9. Oportunidade desperdiçada, pois o homem simplesmente não responde. Ficou calado e petrificado (Mt 22, 12). Note-se o mesmo tratamento de Jesus para Judas naquela noite escura, mas ainda à beirinha da Luz: «Amigo (hetaîre), para que estás aqui?» (Mt 26, 50). Judas também não respondeu.

10. É aqui que a parábola nos atinge a todos em cheio. Vistas bem as coisas, e poucos se aperceberão disto, só o Rei fala nesta parábola. E se ouvirmos bem, diz -nos: «Amigo...».

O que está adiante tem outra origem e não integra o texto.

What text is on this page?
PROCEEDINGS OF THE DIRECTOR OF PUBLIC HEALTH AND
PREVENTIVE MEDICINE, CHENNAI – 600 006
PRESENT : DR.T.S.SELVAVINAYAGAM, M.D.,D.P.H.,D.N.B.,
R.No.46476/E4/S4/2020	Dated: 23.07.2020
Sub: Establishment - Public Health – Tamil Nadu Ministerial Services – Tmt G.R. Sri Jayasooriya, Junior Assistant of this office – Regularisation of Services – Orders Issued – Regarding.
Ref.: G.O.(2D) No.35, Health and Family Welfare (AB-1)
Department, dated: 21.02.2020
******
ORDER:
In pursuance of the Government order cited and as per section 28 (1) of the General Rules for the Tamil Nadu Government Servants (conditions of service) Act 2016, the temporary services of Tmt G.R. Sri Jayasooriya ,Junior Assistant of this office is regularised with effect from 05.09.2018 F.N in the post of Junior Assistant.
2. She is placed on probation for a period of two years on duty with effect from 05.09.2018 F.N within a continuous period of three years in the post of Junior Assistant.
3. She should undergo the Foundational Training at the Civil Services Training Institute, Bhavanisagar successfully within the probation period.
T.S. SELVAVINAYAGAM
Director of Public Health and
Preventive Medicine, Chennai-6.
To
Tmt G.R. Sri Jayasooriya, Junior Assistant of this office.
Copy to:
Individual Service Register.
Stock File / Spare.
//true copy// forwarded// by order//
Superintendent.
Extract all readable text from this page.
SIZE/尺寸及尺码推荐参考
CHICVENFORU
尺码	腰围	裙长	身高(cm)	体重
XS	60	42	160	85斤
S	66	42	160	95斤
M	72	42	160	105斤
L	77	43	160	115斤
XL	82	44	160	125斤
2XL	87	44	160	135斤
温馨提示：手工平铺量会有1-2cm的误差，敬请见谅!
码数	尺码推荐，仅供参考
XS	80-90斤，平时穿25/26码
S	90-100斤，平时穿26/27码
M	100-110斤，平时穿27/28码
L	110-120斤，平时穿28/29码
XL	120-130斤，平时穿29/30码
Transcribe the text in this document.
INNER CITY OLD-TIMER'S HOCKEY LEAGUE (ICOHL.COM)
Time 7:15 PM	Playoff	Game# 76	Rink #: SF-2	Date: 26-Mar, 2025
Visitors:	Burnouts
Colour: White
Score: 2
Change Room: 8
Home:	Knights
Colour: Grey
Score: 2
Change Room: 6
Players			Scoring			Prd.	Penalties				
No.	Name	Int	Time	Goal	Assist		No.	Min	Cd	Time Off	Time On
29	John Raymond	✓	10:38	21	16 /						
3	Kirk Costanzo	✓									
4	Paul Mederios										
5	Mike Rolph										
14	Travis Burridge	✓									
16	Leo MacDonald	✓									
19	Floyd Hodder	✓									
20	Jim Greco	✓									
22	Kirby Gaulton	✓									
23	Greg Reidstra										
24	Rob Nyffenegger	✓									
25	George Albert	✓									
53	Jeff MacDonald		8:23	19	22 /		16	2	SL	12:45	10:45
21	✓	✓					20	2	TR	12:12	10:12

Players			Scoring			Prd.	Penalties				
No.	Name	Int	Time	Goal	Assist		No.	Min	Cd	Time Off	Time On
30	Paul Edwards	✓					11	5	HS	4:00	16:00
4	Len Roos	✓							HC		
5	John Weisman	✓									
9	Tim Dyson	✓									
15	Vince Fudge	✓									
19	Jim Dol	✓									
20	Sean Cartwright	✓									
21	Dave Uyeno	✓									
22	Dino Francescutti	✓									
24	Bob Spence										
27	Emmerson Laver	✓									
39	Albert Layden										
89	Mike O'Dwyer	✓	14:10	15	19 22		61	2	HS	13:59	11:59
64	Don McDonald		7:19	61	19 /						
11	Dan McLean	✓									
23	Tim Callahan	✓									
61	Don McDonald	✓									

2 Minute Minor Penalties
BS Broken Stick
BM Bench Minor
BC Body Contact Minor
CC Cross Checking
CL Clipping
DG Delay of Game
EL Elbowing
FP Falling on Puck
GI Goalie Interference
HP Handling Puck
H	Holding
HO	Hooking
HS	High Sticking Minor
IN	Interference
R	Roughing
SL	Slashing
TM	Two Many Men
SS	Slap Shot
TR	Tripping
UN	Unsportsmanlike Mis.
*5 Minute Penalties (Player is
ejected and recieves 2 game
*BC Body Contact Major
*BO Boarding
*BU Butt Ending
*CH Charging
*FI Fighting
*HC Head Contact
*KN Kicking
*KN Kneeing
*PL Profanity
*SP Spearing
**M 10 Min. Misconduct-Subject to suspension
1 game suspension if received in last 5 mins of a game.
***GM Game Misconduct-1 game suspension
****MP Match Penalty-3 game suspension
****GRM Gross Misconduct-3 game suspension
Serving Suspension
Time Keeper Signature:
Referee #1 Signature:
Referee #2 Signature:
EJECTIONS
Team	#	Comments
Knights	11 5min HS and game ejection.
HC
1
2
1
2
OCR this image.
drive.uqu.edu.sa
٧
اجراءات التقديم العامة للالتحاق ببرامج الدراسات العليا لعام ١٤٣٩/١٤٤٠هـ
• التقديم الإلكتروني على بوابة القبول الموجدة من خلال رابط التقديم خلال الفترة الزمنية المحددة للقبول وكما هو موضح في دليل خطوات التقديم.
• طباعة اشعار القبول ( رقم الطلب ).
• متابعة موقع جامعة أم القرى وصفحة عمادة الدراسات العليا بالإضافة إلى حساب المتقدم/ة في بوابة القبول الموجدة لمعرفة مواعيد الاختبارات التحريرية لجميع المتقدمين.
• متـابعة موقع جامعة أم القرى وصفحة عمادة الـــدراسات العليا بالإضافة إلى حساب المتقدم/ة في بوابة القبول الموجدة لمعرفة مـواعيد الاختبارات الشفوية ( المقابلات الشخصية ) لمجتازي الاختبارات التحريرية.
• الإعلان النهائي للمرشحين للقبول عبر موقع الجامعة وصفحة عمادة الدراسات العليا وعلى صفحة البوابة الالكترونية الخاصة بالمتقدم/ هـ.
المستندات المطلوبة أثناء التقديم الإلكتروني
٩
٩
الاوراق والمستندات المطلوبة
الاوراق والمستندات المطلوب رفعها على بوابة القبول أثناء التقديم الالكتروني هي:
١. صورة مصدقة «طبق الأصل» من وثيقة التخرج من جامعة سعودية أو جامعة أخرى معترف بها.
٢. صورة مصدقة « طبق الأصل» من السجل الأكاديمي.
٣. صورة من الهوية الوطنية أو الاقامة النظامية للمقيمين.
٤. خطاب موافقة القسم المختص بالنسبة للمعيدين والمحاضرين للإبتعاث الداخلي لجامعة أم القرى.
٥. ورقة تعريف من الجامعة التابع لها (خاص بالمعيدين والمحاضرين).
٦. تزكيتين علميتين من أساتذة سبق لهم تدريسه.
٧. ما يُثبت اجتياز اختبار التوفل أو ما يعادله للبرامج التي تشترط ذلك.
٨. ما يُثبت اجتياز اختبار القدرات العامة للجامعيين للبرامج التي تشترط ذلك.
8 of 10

11. A razão daquele homem não usar o traje nupcial. 1) Não o usa devido à técnica do arrasto que o apanhou desprevenido e sem tempo para ir a casa ao menos para lavar a cara e mudar de roupa. Este é o entendimento banal e superficial da parábola, que nos rouba as verdadeiras chaves de leitura e nos leva para leituras mais ou menos moralizantes! 2) Também não podemos explicar o não-uso do traje nupcial recorrendo, como é habitual, a motivos também moralizantes traduzidos em comportamentos menos dignos. Esse motivo e essas pessoas (os convidados ) já foram excluídos (cf. Mt 22, 8), e é-nos dito expressamente que os servos daquele rei levaram agora para a sala do banquete todos os que encontraram, maus e bons (cf. Mt 22, 10); se foram levados todos, maus e bons, é difícil suportar aqui uma leitura moralizante. 3) Não é, portanto, pelo facto de ser mau ou andar distraído que aquele homem não usa o traje nupcial. 4) Procuremos então outro caminho: aquele homem não usa o traje nupcial, porque não o quis receber. O traje da festa não se vai buscar a casa; tão-pouco traduz a nossa bondade ou qualquer mérito nosso. Está antes disso e antes de nós. É um presente do Rei à entrada da sala do banquete, à entrada para a vida. É verdade que, no nosso mundo ocidental, são os convidados que levam os presentes. No mundo oriental, quem convida é que oferece presentes aos convidados, entre os quais se conta o vestido da festa, isto é a vida dada por Deus. Não convém, portanto, materializar o vestido, e ver nele apenas uma peça de roupa! É sabido que, no mundo bíblico, o vestido significa a vida. Ao fundo da cena está sempre a nossa vida dada e que deve ser com alegria recebida. Ao fundo da cena está, portanto, sempre Deus de mãos abertas, que reclama as nossas mãos também abertas.

12. Nunca nos esqueçamos então de que é de Deus toda a verdadeira iniciativa. Nunca nos esqueçamos também de começar sempre por receber: em relação a Deus somos sempre recebedores. E de gastar o resto do tempo que nos for dado a agradecer e a partilhar.